Home loan interest rates have gone up considerably over the past few years forcing many borrowers to either opt for higher equated monthly installments (EMIs) or a longer investment tenure. The increased burden of EMIs has caused some of them to miss out on their loan EMIs. Failing to pay an EMI for a loan, whether it's for a home, car, or personal expenses, can lead to various potential outcomes. These consequences depend on the bank's regulations, the loan type, and the precise terms outlined in your loan agreement.
This is the typical course of events when you fail to make the EMI payment for a loan:
Late payment charges: The overdue payment charge stands as a fine imposed by the lender when an EMI payment is not rendered punctually. The specific sum of this fee hinges on the lender's policies and the provisions outlined in the loan agreement. Generally, it falls within the range of one per cent to two per cent of the EMI value. For instance, if your EMI amounts to ₹10,000, and you fail to make a payment, you could face a late payment fee spanning from ₹100 to ₹200.
Penal interest: Penal interest refers to a form of interest imposed by a lender in cases where a borrower fails to make a timely EMI payment. This type of interest is typically set at a higher rate compared to the standard interest, and its inclusion can notably escalate the overall interest expense incurred on the loan.

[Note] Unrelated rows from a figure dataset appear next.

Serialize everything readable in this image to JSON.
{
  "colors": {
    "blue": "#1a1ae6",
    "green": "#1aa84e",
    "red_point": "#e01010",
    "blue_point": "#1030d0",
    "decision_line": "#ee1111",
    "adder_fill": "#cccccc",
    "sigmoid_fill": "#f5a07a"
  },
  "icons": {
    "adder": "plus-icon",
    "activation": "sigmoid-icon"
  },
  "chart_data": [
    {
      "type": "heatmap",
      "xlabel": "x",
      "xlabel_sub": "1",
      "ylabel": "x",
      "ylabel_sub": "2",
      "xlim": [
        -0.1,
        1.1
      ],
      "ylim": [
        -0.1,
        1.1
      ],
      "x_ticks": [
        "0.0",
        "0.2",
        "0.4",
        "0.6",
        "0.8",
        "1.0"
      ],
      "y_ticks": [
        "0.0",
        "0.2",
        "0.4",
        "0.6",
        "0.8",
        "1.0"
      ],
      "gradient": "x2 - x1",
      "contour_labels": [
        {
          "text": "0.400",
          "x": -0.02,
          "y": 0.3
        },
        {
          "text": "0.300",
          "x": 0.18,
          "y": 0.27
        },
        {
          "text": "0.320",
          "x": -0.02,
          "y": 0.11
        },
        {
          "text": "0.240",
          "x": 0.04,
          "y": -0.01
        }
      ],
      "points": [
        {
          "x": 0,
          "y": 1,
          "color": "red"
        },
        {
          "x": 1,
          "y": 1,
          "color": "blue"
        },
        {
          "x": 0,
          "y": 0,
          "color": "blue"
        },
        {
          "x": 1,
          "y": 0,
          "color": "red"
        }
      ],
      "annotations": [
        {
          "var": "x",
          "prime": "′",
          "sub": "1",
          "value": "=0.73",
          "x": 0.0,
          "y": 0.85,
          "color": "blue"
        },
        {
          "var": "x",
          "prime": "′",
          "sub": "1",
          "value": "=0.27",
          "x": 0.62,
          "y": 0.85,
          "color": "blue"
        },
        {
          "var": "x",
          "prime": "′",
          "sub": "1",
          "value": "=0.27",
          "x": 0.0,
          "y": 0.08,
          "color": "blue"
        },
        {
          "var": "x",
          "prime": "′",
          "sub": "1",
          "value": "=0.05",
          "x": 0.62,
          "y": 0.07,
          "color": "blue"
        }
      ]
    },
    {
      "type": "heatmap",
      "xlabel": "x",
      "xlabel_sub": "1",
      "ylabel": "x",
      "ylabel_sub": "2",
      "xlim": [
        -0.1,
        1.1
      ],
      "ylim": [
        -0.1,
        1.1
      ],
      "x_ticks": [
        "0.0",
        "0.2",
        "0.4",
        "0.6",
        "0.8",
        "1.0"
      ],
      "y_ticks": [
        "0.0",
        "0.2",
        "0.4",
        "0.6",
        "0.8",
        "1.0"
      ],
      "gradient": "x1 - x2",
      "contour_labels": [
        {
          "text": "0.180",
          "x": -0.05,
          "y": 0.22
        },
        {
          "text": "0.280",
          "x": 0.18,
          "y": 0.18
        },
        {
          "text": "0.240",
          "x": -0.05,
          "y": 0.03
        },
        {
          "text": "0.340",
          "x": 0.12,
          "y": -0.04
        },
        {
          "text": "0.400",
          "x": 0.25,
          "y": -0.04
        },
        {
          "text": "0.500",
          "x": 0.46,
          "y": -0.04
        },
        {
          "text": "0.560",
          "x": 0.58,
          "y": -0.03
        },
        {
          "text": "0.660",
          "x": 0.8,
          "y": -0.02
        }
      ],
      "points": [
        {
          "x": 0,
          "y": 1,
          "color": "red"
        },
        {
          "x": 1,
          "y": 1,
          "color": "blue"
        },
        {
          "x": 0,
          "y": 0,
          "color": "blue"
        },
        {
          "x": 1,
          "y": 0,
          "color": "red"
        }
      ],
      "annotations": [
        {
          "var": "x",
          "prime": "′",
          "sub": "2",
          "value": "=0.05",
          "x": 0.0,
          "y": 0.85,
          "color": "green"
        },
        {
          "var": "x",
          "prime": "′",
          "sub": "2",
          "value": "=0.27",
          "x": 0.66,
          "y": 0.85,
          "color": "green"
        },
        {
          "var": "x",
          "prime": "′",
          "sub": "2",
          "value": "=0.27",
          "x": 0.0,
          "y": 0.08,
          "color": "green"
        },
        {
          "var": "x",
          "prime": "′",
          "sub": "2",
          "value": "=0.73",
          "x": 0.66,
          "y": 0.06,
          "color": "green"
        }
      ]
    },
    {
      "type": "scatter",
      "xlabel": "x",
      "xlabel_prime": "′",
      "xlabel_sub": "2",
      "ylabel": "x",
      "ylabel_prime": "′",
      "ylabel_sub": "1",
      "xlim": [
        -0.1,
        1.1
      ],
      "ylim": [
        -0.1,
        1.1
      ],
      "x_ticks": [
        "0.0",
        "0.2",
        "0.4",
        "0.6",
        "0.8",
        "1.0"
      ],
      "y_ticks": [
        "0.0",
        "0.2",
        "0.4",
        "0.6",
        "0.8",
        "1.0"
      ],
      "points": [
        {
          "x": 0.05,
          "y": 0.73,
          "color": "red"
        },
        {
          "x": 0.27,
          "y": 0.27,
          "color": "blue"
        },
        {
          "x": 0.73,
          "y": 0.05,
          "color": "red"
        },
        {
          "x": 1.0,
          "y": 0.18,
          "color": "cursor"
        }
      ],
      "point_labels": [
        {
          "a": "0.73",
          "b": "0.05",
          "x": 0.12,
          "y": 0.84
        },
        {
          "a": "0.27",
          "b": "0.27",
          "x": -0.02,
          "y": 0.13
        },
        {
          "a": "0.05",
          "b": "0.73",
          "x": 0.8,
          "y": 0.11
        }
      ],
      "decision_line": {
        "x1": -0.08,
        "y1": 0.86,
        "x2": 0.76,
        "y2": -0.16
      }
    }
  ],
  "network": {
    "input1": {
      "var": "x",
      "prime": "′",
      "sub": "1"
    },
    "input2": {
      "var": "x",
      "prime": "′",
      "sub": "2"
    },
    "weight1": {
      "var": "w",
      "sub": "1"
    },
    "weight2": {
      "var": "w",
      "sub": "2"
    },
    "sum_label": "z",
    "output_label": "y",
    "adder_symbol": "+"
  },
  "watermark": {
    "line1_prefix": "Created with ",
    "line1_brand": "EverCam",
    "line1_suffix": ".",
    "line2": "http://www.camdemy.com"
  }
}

The precise quantum of penal interest is subject to the lender's guidelines and the stipulations laid out in the loan agreement. Generally, it ranges from two to four per cent per month. For instance, if your EMI amounts to Rs. 10,000, and a payment is missed, you might face penal interest ranging from ₹200 to ₹400 each month.
Penal interest can exert a substantial influence on the cumulative interest sum for the loan. To illustrate, if one EMI is skipped and penal interest is imposed for 12 months, you could find yourself paying an additional ₹2,400 to ₹4,800 in interest.
Damaged credit score: Your credit score serves as a numerical representation used by lenders to evaluate your creditworthiness. Its computation takes into account various factors, encompassing your payment track record, the extent of your debt, and the duration of your credit history.
When an EMI payment is skipped, it registers as an adverse notation on your credit report. This can lead to a reduction in your credit score, ranging from 50 to 100 points, contingent upon the seriousness of the default and your overall credit history.
A diminished credit score can heighten the challenges of securing approval for forthcoming loans or credit card applications. Furthermore, it might result in elevated interest rates and charges on the loans you do manage to secure.
In the event of an EMI payment lapse, it's crucial to promptly take measures to mend your credit score. This can be achieved by consistently making all forthcoming payments punctually, decreasing your debt load, and extending the duration of your credit history.
Collateral repossession: Obtaining a collateralized loan involves using an asset as security to ensure the repayment of the loan. In the event of a loan default, the lender has the authority to seize the collateral and sell it to recover the incurred losses.
Legal action: Persistent non-payment of EMI installments may prompt the lender to initiate legal measures against you. This could involve initiating a lawsuit or implementing wage garnishment. Legal recourse is a significant step that should be evaded whenever feasible. If you find it challenging to meet your EMI obligations, it's crucial to promptly get in touch with your lender. They might be able to collaborate with you in devising a feasible payment arrangement.
The repercussions of failing to meet a loan EMI are significant, underscoring the importance of adhering to timely payments. If you find yourself facing difficulties in meeting your obligations, it's crucial to promptly reach out to your lender to explore potential solutions.